Libéria abre portas a 1200 deportados pelos Estados Unidos
A Libéria aceitou receber até 1.200 pessoas deportadas dos Estados Unidos ao longo dos próximos 12 meses, num dos maiores acordos deste tipo estabelecidos pela Administração norte-americana de Donald Trump com um país africano.
O primeiro grupo, constituído por 20 deportados, deverá chegar à Libéria amanhã, quinta-feira, dia 20, segundo anunciou o ministro liberiano da Informação, Jerolinmek Piahà agência Reuters. Os cidadãos transferidos poderão ser provenientes de países de África, da América do Norte e do Sul e das Caraíbas.
As autoridades liberianas afirmam que as pessoas serão recebidas como “convidados” e poderão solicitar asilo no país ou abandoná-lo quando entenderem. O Governo de Monróvia garante ainda que pretende assegurar as condições necessárias para que os deportados possam procurar protecção e permanecer em segurança durante a sua estadia.
O ministro da Justiça, Natu Oswald Tweh, afirmou que as autoridades liberianas analisaram previamente a lista das pessoas que deverão chegar ao país. Segundo o governante, a maioria dos deportados terá cometido infracções relacionadas com a imigração, não sendo pessoas que estejam a ser processadas criminalmente nos Estados Unidos ou na Libéria.
O acordo surge no âmbito da política da Administração Trump de utilizar países terceiros para receber pessoas que os Estados Unidos não conseguem enviar directamente para os seus países de origem. Em vários casos, os deportados obtiveram protecção judicial nos EUA devido ao risco de tortura, perseguição ou outros abusos caso fossem repatriados.
Washington já estabeleceu acordos semelhantes com vários países africanos, entre os quais a República Democrática do Congo, República Centro-Africana, Guiné Equatorial, Camarões, Gana e Serra Leoa. A dimensão do acordo com a Libéria torna-o, contudo, particularmente relevante.
O Governo liberiano rejeita a existência de uma contrapartida directa pela aceitação dos deportados, mas reconhece que receberá apoio dos Estados Unidos para gerir o programa e reforçar o seu sistema de migração.
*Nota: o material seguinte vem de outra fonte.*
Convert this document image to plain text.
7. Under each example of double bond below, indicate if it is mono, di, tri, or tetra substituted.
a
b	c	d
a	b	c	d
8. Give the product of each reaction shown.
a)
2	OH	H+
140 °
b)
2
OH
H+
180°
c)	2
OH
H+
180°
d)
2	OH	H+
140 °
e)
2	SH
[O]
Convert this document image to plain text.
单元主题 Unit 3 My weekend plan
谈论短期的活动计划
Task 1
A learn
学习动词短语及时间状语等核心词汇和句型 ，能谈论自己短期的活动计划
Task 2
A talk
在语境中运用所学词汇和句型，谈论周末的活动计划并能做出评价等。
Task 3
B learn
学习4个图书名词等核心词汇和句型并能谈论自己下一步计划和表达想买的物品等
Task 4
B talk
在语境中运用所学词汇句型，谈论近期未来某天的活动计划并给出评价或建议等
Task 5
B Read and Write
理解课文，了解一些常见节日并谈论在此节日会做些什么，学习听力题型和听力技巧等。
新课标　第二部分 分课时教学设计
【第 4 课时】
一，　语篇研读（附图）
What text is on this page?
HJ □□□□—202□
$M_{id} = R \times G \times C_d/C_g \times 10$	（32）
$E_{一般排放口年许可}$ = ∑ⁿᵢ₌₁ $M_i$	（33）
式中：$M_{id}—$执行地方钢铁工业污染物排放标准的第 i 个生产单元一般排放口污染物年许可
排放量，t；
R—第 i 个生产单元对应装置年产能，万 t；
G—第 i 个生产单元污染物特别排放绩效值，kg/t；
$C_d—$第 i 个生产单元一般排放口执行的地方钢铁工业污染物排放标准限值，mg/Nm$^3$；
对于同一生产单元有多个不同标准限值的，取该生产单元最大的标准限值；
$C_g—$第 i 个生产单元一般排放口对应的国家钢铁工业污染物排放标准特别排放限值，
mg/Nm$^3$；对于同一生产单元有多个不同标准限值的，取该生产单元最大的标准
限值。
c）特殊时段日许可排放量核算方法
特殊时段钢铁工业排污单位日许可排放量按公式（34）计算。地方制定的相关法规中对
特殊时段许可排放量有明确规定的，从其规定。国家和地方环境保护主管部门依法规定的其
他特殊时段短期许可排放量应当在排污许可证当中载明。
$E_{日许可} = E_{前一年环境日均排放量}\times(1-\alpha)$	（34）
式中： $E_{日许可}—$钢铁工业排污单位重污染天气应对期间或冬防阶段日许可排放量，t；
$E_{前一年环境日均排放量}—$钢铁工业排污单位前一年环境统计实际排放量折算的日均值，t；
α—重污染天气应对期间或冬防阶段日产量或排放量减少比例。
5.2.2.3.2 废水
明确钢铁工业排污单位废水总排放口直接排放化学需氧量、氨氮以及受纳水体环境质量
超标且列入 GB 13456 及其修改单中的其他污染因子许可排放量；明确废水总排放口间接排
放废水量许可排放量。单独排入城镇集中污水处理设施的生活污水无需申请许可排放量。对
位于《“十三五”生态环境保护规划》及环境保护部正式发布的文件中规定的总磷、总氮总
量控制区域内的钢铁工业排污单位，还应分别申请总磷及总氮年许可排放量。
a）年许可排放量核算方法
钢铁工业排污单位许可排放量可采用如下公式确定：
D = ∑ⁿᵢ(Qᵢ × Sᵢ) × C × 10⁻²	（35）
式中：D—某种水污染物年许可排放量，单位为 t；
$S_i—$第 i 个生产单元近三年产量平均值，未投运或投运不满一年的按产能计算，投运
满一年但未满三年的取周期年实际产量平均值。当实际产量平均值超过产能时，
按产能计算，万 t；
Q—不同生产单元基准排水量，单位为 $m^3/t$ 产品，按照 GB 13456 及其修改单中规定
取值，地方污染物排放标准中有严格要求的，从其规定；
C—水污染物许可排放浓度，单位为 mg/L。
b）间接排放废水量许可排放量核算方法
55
Monróvia descreve a decisão como uma iniciativa humanitária, enquadrada na tradição histórica da Libéria de acolher pessoas que procuram refúgio.
Organizações de defesa dos direitos dos migrantes têm, por seu lado, levantado preocupações sobre os acordos de deportação para países terceiros, sobretudo pela falta de transparência e pelos riscos que alguns deportados poderão enfrentar nos países de destino.